The email exchange and planned meeting led to a call from Flood to an academic advisor on how a grade could be changed, and the advisor told Flood he could not have contact with the professor. The advisor claims that Flood said that their conversation was to stay between the two of them, and the advisor responded, “We never had this conversation…I want no part of this.” Flood claims that the advisor did not tell him he could not have contact with the professor. But Flood made sure not to wear Rutgers gear so that he would not be recognized when he went to the meeting. Quoting from the report, “The Professor conveyed to the investigator that she felt unable to resist the implied pressure from someone like Coach Flood and thus felt uncomfortable not agreeing to an additional assignment to allow the Student to become eligible.” This is the definition of the undue influence threat. The investigators concluded that “…it appears Coach Flood’s contact with the faculty member potentially violated the University Ethics Policy which generally prohibits a University faculty or staff member from using his position at the University to secure unwarranted privileges or advantages for himself or others.” Rutgers president Robert Barchi suspended Kyle Flood for three games and fined him $50,000. Ironically, President Barchi said, “Our faculty must have complete independence in executing their duties . . . .”

But Kyle Flood should have been fired. What he did, he did deliberately. He did it repeatedly. And he did it even though he was warned not to do it. That is cause for firing. However, the clincher is that he intentionally tried to cover up what he was doing by multiple means, making firing him a no-brainer. And the fact that the student-athlete was just arrested and charged with multiple felonies makes President Barchi’s choice a real head scratcher.
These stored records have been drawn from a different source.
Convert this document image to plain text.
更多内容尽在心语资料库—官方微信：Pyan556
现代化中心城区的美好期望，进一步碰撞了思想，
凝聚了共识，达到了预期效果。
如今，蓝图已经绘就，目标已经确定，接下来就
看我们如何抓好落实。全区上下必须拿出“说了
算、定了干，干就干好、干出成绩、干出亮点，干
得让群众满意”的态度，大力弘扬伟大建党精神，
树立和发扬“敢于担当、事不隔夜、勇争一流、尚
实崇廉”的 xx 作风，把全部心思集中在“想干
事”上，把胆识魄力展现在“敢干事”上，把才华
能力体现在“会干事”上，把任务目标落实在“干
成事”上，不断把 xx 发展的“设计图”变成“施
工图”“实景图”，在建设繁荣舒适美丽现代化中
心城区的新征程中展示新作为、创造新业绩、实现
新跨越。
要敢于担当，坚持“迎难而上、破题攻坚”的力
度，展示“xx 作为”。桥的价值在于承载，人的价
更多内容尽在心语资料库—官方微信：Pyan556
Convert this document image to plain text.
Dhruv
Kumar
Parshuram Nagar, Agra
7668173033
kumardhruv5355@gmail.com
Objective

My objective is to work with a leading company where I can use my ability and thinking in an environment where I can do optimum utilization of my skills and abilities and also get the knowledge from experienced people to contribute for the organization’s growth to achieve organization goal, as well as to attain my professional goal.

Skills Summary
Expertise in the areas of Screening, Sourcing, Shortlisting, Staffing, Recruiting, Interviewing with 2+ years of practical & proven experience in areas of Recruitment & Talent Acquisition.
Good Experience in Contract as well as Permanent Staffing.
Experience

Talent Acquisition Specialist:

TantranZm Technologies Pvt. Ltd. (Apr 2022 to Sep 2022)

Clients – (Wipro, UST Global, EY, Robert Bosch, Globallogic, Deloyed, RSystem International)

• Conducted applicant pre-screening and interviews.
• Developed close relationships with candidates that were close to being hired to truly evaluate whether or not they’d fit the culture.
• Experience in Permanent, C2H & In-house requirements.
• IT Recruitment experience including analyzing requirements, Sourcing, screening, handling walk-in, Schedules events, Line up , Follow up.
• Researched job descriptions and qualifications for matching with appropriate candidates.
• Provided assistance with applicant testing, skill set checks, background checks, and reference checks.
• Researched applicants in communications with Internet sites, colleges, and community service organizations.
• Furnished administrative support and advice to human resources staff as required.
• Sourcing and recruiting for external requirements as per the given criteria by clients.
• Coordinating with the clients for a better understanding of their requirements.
This is not the first time this has happened. Many corporate boards enable the behavior of top executives, but they usually do so only for successful ones. It is interesting to see President Barchi risking his reputation on Kyle Flood the same way Kyle Flood risked his reputation on Nadir Barnwell. But whether you are an auditor or a professor, it takes a spine to be independent. And when the system fails you, sometimes a spine is all you have to rely on.